Zmagania rozpoczął od konfrontacji z gospodarzami, KS Korona AGH Kraków. „Czerwono-czarni” kapitalnie rozegrali pierwszą połowę, po której prowadzili z renomowanym rywalem 40:29. Po zmianie stron ta różnica jeszcze się zwiększyła i na początku czwartej kwarty zaczęła przekraczać 20 pkt. Ostatecznie, Start wygrał 81:67. Za ten mecz olbrzymie słowa uznania należą się Michałowi Grzesiakowi. 17-latek z doświadczeniem zdobytym już nawet w II lidze, uzyskał w tym spotkaniu aż 30 pkt i 17 zbiórek.
W sobotę Start zmierzył się z ŁKS Szkoła Gortata Łódź i po raz pierwszy w tym turnieju znalazł się w sporych tarapatach. Wszystko przez fatalną drugą kwartę, w której lublinianie zdobyli tylko 6 pkt. Tuż po zmianie stron ŁKS prowadził już nawet różnicą 10 pkt, ale „czerwono-czarni” nie poddali się i pod koniec tej odsłony wyszli na prowadzenie. W finałowej kwarcie natomiast już zniszczyli rywala i wygrali 70:63. Podobnie jak dzień wcześniej, zespół do wiktorii poprowadził Grzesiak, który zdobył 27 pkt i miał 13 zbiórek.

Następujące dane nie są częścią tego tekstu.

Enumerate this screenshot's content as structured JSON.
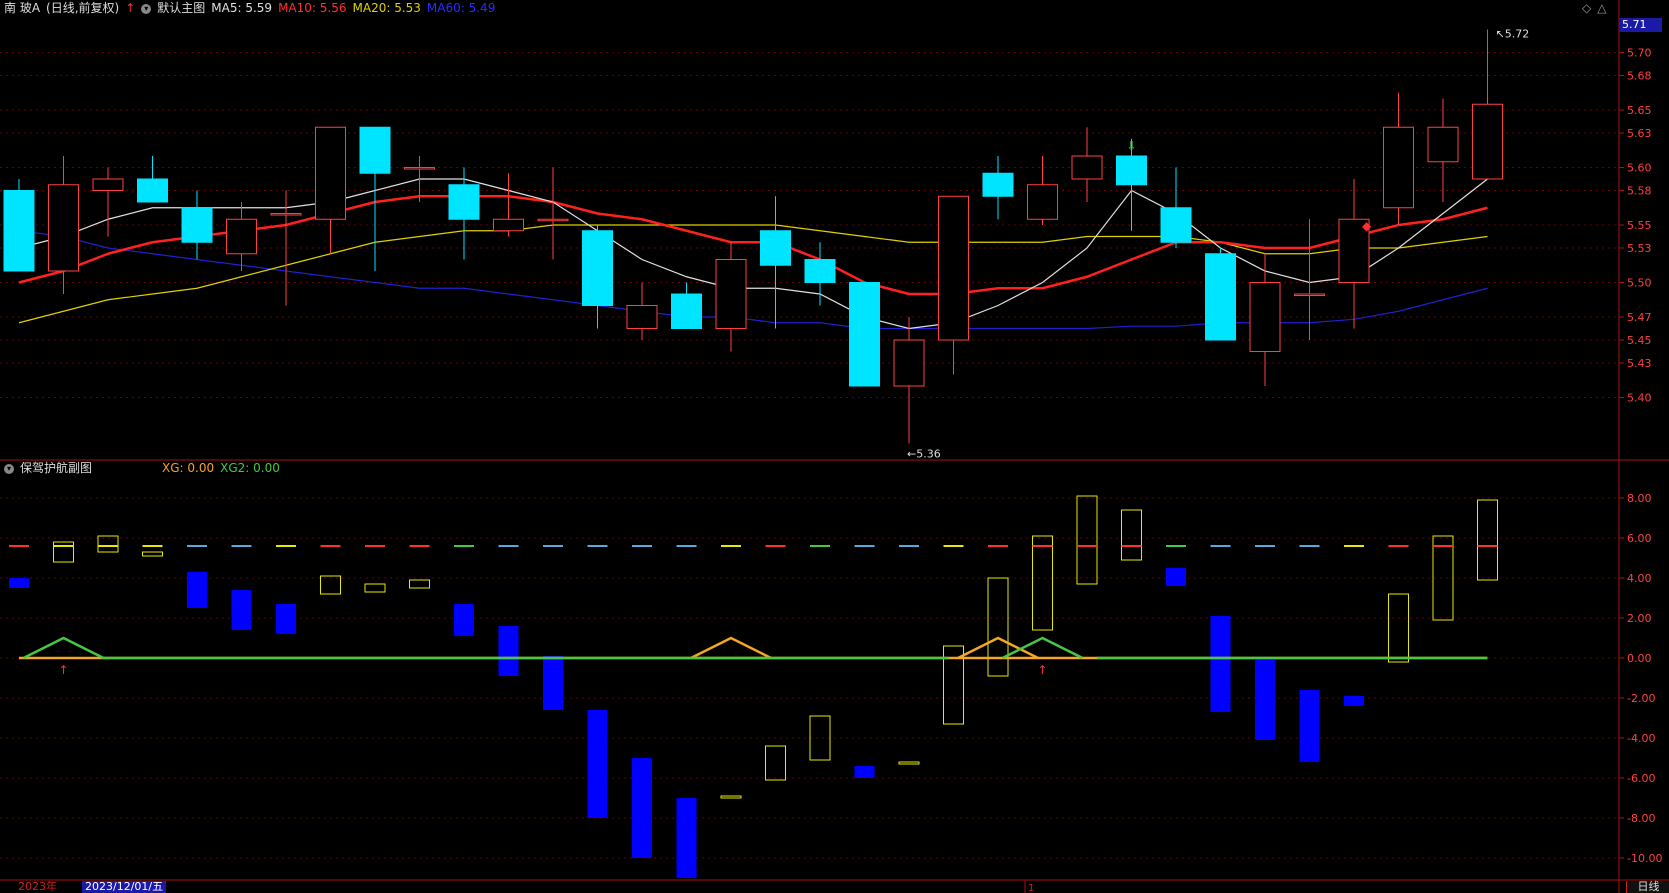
{
  "header": {
    "stock_name": "南  玻A",
    "period": "(日线,前复权)",
    "main_chart": "默认主图",
    "ma5_label": "MA5: 5.59",
    "ma10_label": "MA10: 5.56",
    "ma20_label": "MA20: 5.53",
    "ma60_label": "MA60: 5.49",
    "sub_chart": "保驾护航副图",
    "xg_label": "XG: 0.00",
    "xg2_label": "XG2: 0.00",
    "current_price": "5.71",
    "high_marker": "5.72",
    "low_marker": "5.36"
  },
  "colors": {
    "up": "#ff4040",
    "down": "#00e5ff",
    "ma5": "#e0e0e0",
    "ma10": "#ff2020",
    "ma20": "#e0d000",
    "ma60": "#2020d0",
    "grid": "#6a0000",
    "xg": "#f5a623",
    "xg2": "#45c845",
    "sub_up": "#e8e800",
    "sub_down": "#0000ff"
  },
  "footer": {
    "year": "2023年",
    "date": "2023/12/01/五",
    "period_button": "日线",
    "month_tick": "1"
  },
  "chart_data": [
    {
      "type": "candlestick",
      "title": "默认主图",
      "ylim": [
        5.35,
        5.73
      ],
      "y_ticks": [
        "5.70",
        "5.68",
        "5.65",
        "5.63",
        "5.60",
        "5.58",
        "5.55",
        "5.53",
        "5.50",
        "5.47",
        "5.45",
        "5.43",
        "5.40"
      ],
      "candles": [
        {
          "o": 5.58,
          "h": 5.59,
          "l": 5.51,
          "c": 5.51
        },
        {
          "o": 5.51,
          "h": 5.61,
          "l": 5.49,
          "c": 5.585
        },
        {
          "o": 5.58,
          "h": 5.6,
          "l": 5.54,
          "c": 5.59
        },
        {
          "o": 5.59,
          "h": 5.61,
          "l": 5.57,
          "c": 5.57
        },
        {
          "o": 5.565,
          "h": 5.58,
          "l": 5.52,
          "c": 5.535
        },
        {
          "o": 5.525,
          "h": 5.57,
          "l": 5.51,
          "c": 5.555
        },
        {
          "o": 5.56,
          "h": 5.58,
          "l": 5.48,
          "c": 5.56
        },
        {
          "o": 5.555,
          "h": 5.635,
          "l": 5.525,
          "c": 5.635
        },
        {
          "o": 5.635,
          "h": 5.63,
          "l": 5.51,
          "c": 5.595
        },
        {
          "o": 5.6,
          "h": 5.61,
          "l": 5.57,
          "c": 5.6
        },
        {
          "o": 5.585,
          "h": 5.6,
          "l": 5.52,
          "c": 5.555
        },
        {
          "o": 5.545,
          "h": 5.595,
          "l": 5.54,
          "c": 5.555
        },
        {
          "o": 5.555,
          "h": 5.6,
          "l": 5.52,
          "c": 5.555
        },
        {
          "o": 5.545,
          "h": 5.55,
          "l": 5.46,
          "c": 5.48
        },
        {
          "o": 5.46,
          "h": 5.5,
          "l": 5.45,
          "c": 5.48
        },
        {
          "o": 5.49,
          "h": 5.5,
          "l": 5.46,
          "c": 5.46
        },
        {
          "o": 5.46,
          "h": 5.535,
          "l": 5.44,
          "c": 5.52
        },
        {
          "o": 5.545,
          "h": 5.575,
          "l": 5.46,
          "c": 5.515
        },
        {
          "o": 5.52,
          "h": 5.535,
          "l": 5.48,
          "c": 5.5
        },
        {
          "o": 5.5,
          "h": 5.5,
          "l": 5.41,
          "c": 5.41
        },
        {
          "o": 5.41,
          "h": 5.47,
          "l": 5.36,
          "c": 5.45
        },
        {
          "o": 5.45,
          "h": 5.575,
          "l": 5.42,
          "c": 5.575
        },
        {
          "o": 5.595,
          "h": 5.61,
          "l": 5.555,
          "c": 5.575
        },
        {
          "o": 5.555,
          "h": 5.61,
          "l": 5.55,
          "c": 5.585
        },
        {
          "o": 5.59,
          "h": 5.635,
          "l": 5.57,
          "c": 5.61
        },
        {
          "o": 5.61,
          "h": 5.625,
          "l": 5.545,
          "c": 5.585
        },
        {
          "o": 5.565,
          "h": 5.6,
          "l": 5.53,
          "c": 5.535
        },
        {
          "o": 5.525,
          "h": 5.53,
          "l": 5.45,
          "c": 5.45
        },
        {
          "o": 5.44,
          "h": 5.525,
          "l": 5.41,
          "c": 5.5
        },
        {
          "o": 5.49,
          "h": 5.555,
          "l": 5.45,
          "c": 5.49
        },
        {
          "o": 5.5,
          "h": 5.59,
          "l": 5.46,
          "c": 5.555
        },
        {
          "o": 5.565,
          "h": 5.665,
          "l": 5.55,
          "c": 5.635
        },
        {
          "o": 5.605,
          "h": 5.66,
          "l": 5.57,
          "c": 5.635
        },
        {
          "o": 5.59,
          "h": 5.72,
          "l": 5.59,
          "c": 5.655
        }
      ],
      "series": [
        {
          "name": "MA5",
          "values": [
            5.53,
            5.54,
            5.555,
            5.565,
            5.565,
            5.565,
            5.565,
            5.57,
            5.58,
            5.59,
            5.59,
            5.58,
            5.57,
            5.545,
            5.52,
            5.505,
            5.495,
            5.495,
            5.49,
            5.47,
            5.46,
            5.465,
            5.48,
            5.5,
            5.53,
            5.58,
            5.56,
            5.53,
            5.51,
            5.5,
            5.505,
            5.53,
            5.56,
            5.59
          ]
        },
        {
          "name": "MA10",
          "values": [
            5.5,
            5.51,
            5.525,
            5.535,
            5.54,
            5.545,
            5.55,
            5.56,
            5.57,
            5.575,
            5.575,
            5.575,
            5.57,
            5.56,
            5.555,
            5.545,
            5.535,
            5.535,
            5.52,
            5.5,
            5.49,
            5.49,
            5.495,
            5.495,
            5.505,
            5.52,
            5.535,
            5.535,
            5.53,
            5.53,
            5.54,
            5.55,
            5.555,
            5.565
          ]
        },
        {
          "name": "MA20",
          "values": [
            5.465,
            5.475,
            5.485,
            5.49,
            5.495,
            5.505,
            5.515,
            5.525,
            5.535,
            5.54,
            5.545,
            5.545,
            5.55,
            5.55,
            5.55,
            5.55,
            5.55,
            5.55,
            5.545,
            5.54,
            5.535,
            5.535,
            5.535,
            5.535,
            5.54,
            5.54,
            5.54,
            5.535,
            5.525,
            5.525,
            5.53,
            5.53,
            5.535,
            5.54
          ]
        },
        {
          "name": "MA60",
          "values": [
            5.545,
            5.54,
            5.53,
            5.525,
            5.52,
            5.515,
            5.51,
            5.505,
            5.5,
            5.495,
            5.495,
            5.49,
            5.485,
            5.48,
            5.475,
            5.47,
            5.47,
            5.465,
            5.465,
            5.46,
            5.46,
            5.46,
            5.46,
            5.46,
            5.46,
            5.462,
            5.462,
            5.465,
            5.465,
            5.465,
            5.468,
            5.475,
            5.485,
            5.495
          ]
        }
      ]
    },
    {
      "type": "bar",
      "title": "保驾护航副图",
      "ylim": [
        -11,
        9
      ],
      "y_ticks": [
        "8.00",
        "6.00",
        "4.00",
        "2.00",
        "0.00",
        "-2.00",
        "-4.00",
        "-6.00",
        "-8.00",
        "-10.00"
      ],
      "bars": [
        {
          "a": 3.5,
          "b": 4.0,
          "up": false
        },
        {
          "a": 4.8,
          "b": 5.8,
          "up": true
        },
        {
          "a": 5.3,
          "b": 6.1,
          "up": true
        },
        {
          "a": 5.1,
          "b": 5.3,
          "up": true
        },
        {
          "a": 2.5,
          "b": 4.3,
          "up": false
        },
        {
          "a": 1.4,
          "b": 3.4,
          "up": false
        },
        {
          "a": 1.2,
          "b": 2.7,
          "up": false
        },
        {
          "a": 3.2,
          "b": 4.1,
          "up": true
        },
        {
          "a": 3.3,
          "b": 3.7,
          "up": true
        },
        {
          "a": 3.5,
          "b": 3.9,
          "up": true
        },
        {
          "a": 1.1,
          "b": 2.7,
          "up": false
        },
        {
          "a": -0.9,
          "b": 1.6,
          "up": false
        },
        {
          "a": -2.6,
          "b": 0.1,
          "up": false
        },
        {
          "a": -8.0,
          "b": -2.6,
          "up": false
        },
        {
          "a": -10.0,
          "b": -5.0,
          "up": false
        },
        {
          "a": -11.0,
          "b": -7.0,
          "up": false
        },
        {
          "a": -7.0,
          "b": -6.9,
          "up": true
        },
        {
          "a": -6.1,
          "b": -4.4,
          "up": true
        },
        {
          "a": -5.1,
          "b": -2.9,
          "up": true
        },
        {
          "a": -6.0,
          "b": -5.4,
          "up": false
        },
        {
          "a": -5.3,
          "b": -5.2,
          "up": true
        },
        {
          "a": -3.3,
          "b": 0.6,
          "up": true
        },
        {
          "a": -0.9,
          "b": 4.0,
          "up": true
        },
        {
          "a": 1.4,
          "b": 6.1,
          "up": true
        },
        {
          "a": 3.7,
          "b": 8.1,
          "up": true
        },
        {
          "a": 4.9,
          "b": 7.4,
          "up": true
        },
        {
          "a": 3.6,
          "b": 4.5,
          "up": false
        },
        {
          "a": -2.7,
          "b": 2.1,
          "up": false
        },
        {
          "a": -4.1,
          "b": -0.1,
          "up": false
        },
        {
          "a": -5.2,
          "b": -1.6,
          "up": false
        },
        {
          "a": -2.4,
          "b": -1.9,
          "up": false
        },
        {
          "a": -0.2,
          "b": 3.2,
          "up": true
        },
        {
          "a": 1.9,
          "b": 6.1,
          "up": true
        },
        {
          "a": 3.9,
          "b": 7.9,
          "up": true
        }
      ],
      "dash_line": {
        "value": 5.6,
        "colors": [
          "#ff3030",
          "#e8e800",
          "#e8e800",
          "#e8e800",
          "#5ad",
          "#5ad",
          "#e8e800",
          "#ff3030",
          "#ff3030",
          "#ff3030",
          "#45c845",
          "#5ad",
          "#5ad",
          "#5ad",
          "#5ad",
          "#5ad",
          "#e8e800",
          "#ff3030",
          "#45c845",
          "#5ad",
          "#5ad",
          "#e8e800",
          "#ff3030",
          "#ff3030",
          "#ff3030",
          "#ff3030",
          "#45c845",
          "#5ad",
          "#5ad",
          "#5ad",
          "#e8e800",
          "#ff3030",
          "#ff3030",
          "#ff3030"
        ]
      },
      "xg_peaks": [
        11,
        16,
        17,
        18,
        21,
        22,
        23
      ],
      "xg2_peaks": [
        1,
        23
      ],
      "arrows": [
        1,
        23
      ]
    }
  ]
}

Pewną skazą na dobry występie Startu w Krakowie, jest ostatni mecz z GAK Gdynia. Rywale to jeden z faworytów do złotego medalu mistrzostw Polski. Nikola Avramović ma w składzie zawodników, którzy za kilka lat będą stanowić o sile polskiego basketu. Jednym z nich jest Szymon Nowicki. 15-latek ma na swoim koncie już 3 występy w Energa Basket Lidze w barwach Asseco Arka Gdynia. Nic więc dziwnego, że gracze z Trójmiasta roznieśli lublinian aż 84:39. Wynik mógłby być niższy, ale w drugiej połowie na boisku czołowi gracze Startu ustąpili miejsca rezerwowym. Mimo wysokiej porażki, za ten występ można pochwalić chociażby Wojciecha Lewandowskiego. 17-letni podkoszowy mierzy 197 cm, a w meczu z GAK Gdynia zdobył 4 pkt i miał 10 zbiórek.
Mimo tej porażki, Start w turnieju w Krakowie zajął drugie miejsce. Imprezę wygrał zespół z Gdyni. Obie drużyny awansowały do półfinału mistrzostw Polski.